2. Gel-forming agent according to claim 1, characterized in that that the organic anion sodium benzoate, sodium lauryl sulfate or Sodium stearate comes from.   3. Gel-forming agent according to claim 1, characterized in that that R₂ is derived from a long chain fatty acid group. 4. Gel-forming agent according to claim 1, characterized in that the organic anion is derived from an organic acid with a pk _A value of less than about 11.0. 5. Gelling agent according to claim 1, characterized in that that the smectite-type clay is selected from hectorite and Sodium bentonite. 6. Gelling agent according to claim 1, characterized records that the amount of the organic cation is 100 to 160 milliequivalents per 100 g of clay, 100% more active Clay base. 7. A process for the preparation of an organophilic, gel-forming clay, characterized in that

• a. forms an aqueous slurry of a smectite-type clay with a cation exchange capacity of at least 75 milliequivalents per 100 g of the clay, the clay ranging from about 1 to about 80% by weight of the slurry;
• b. the slurry is heated to a temperature of 20 to 100 ° C;
• c. about 5 to 100 milliequivalents of an organic anion compound according to claim 1 per 100 g of clay, on a 100% active clay basis and an organic cation compound according to claim 1, wherein the organic cation compound in an amount of 80 to 200 milliequivalents per 100 g of 100% active clay-based clay is used to satisfy at least the cation exchange capacity of the smectite-type clay and the cationic activity of the organic anion while stirring the reaction solution; and
• d. reacting the mixture for sufficient time to form the reaction product comprising an organic cation-organic anion complex intercalated in the smectite-type clay and wherein the cation exchange sites of the smectite-type clay are substituted with the organic cation .

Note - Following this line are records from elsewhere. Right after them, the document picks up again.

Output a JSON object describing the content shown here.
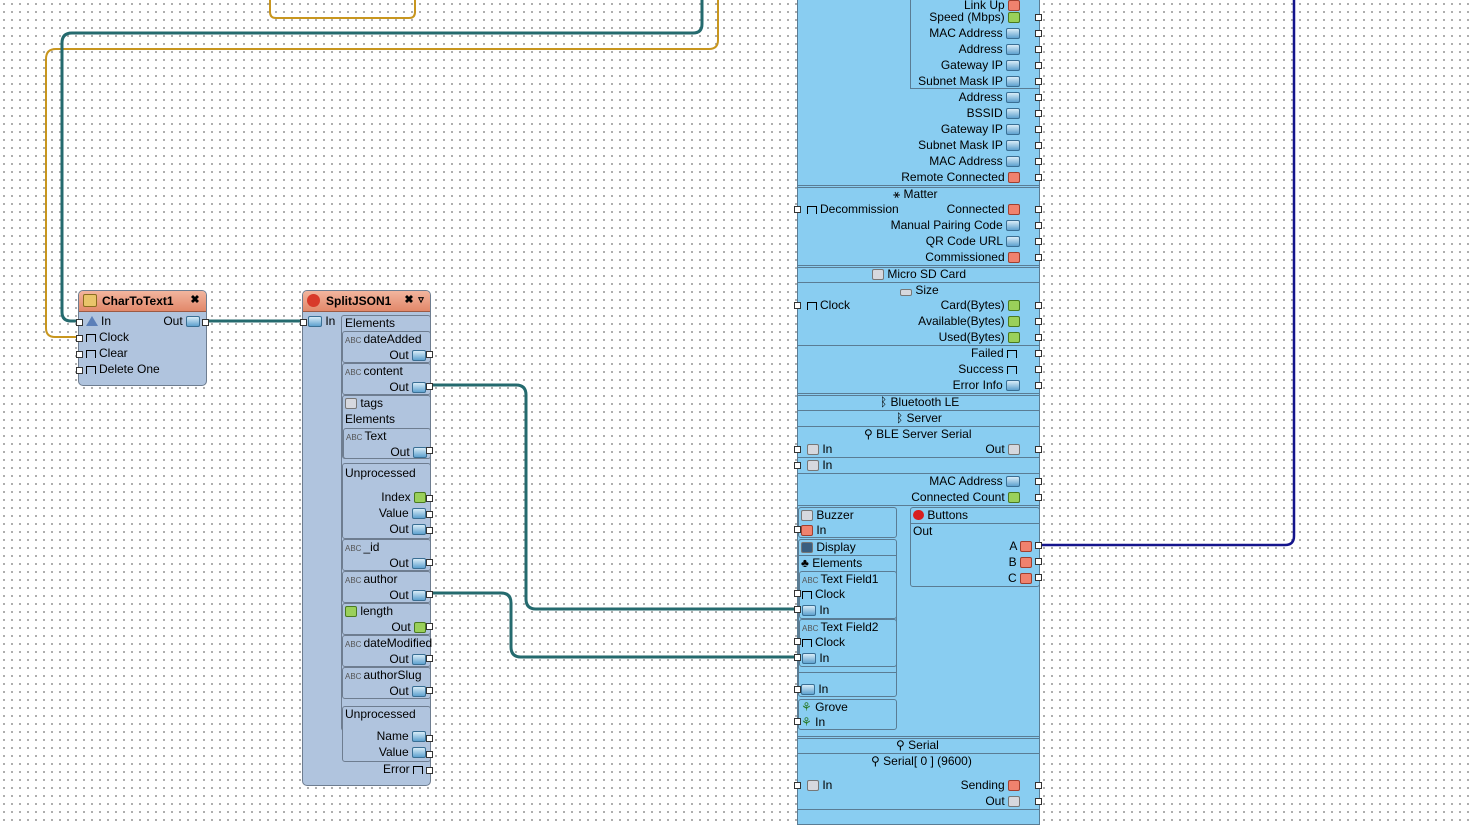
{
  "colors": {
    "wire_teal": "#246a6e",
    "wire_orange": "#c8961e",
    "wire_navy": "#14148c",
    "component_body": "#b0c4de",
    "component_header": "#e8957a",
    "board_body": "#89cdf1"
  },
  "chartotext": {
    "title": "CharToText1",
    "pins": {
      "in": "In",
      "clock": "Clock",
      "clear": "Clear",
      "delete_one": "Delete One",
      "out": "Out"
    }
  },
  "splitjson": {
    "title": "SplitJSON1",
    "in_label": "In",
    "elements_header": "Elements",
    "date_added": "dateAdded",
    "content": "content",
    "tags": "tags",
    "tags_elements": "Elements",
    "text": "Text",
    "unprocessed": "Unprocessed",
    "index": "Index",
    "value": "Value",
    "id": "_id",
    "author": "author",
    "length": "length",
    "date_modified": "dateModified",
    "author_slug": "authorSlug",
    "unprocessed2": "Unprocessed",
    "name": "Name",
    "value2": "Value",
    "error": "Error",
    "out": "Out"
  },
  "board": {
    "wifi": {
      "link_up": "Link Up",
      "speed": "Speed (Mbps)",
      "mac_address": "MAC Address",
      "address": "Address",
      "gateway_ip": "Gateway IP",
      "subnet_mask_ip": "Subnet Mask IP",
      "address2": "Address",
      "bssid": "BSSID",
      "gateway_ip2": "Gateway IP",
      "subnet_mask_ip2": "Subnet Mask IP",
      "mac_address2": "MAC Address",
      "remote_connected": "Remote Connected"
    },
    "matter": {
      "title": "Matter",
      "decommission": "Decommission",
      "connected": "Connected",
      "manual_pairing_code": "Manual Pairing Code",
      "qr_code_url": "QR Code URL",
      "commissioned": "Commissioned"
    },
    "sd": {
      "title": "Micro SD Card",
      "size": "Size",
      "clock": "Clock",
      "card_bytes": "Card(Bytes)",
      "available_bytes": "Available(Bytes)",
      "used_bytes": "Used(Bytes)",
      "failed": "Failed",
      "success": "Success",
      "error_info": "Error Info"
    },
    "ble": {
      "title": "Bluetooth LE",
      "server": "Server",
      "serial": "BLE Server Serial",
      "in": "In",
      "out": "Out",
      "in2": "In",
      "mac_address": "MAC Address",
      "connected_count": "Connected Count"
    },
    "buzzer": {
      "title": "Buzzer",
      "in": "In"
    },
    "display": {
      "title": "Display",
      "elements": "Elements",
      "text_field1": "Text Field1",
      "clock1": "Clock",
      "in1": "In",
      "text_field2": "Text Field2",
      "clock2": "Clock",
      "in2": "In",
      "in3": "In"
    },
    "grove": {
      "title": "Grove",
      "in": "In"
    },
    "buttons": {
      "title": "Buttons",
      "out": "Out",
      "a": "A",
      "b": "B",
      "c": "C"
    },
    "serial": {
      "title": "Serial",
      "serial0": "Serial[ 0 ] (9600)",
      "in": "In",
      "sending": "Sending",
      "out": "Out"
    }
  }
}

8. The method according to claim 7, characterized in that the amount of the organic anion is 10 to 50 milliequivalents per 100 g of clay, on a 100% active clay basis. 9. The method according to claim 7, characterized in that that the organic anion connection to the Smectite-type clay before adding the organic Cation compound is added. 10. The method according to claim 7, characterized in that the compound resulting in an organic anion and the organic cation compound to smectite-type clay in the form of an organic cation-organic anion complex be added.   11. Use of the gel-forming organophilic clay, such as defined in one of claims 1 to 6, as rheological Additive in non-aqueous fluid systems.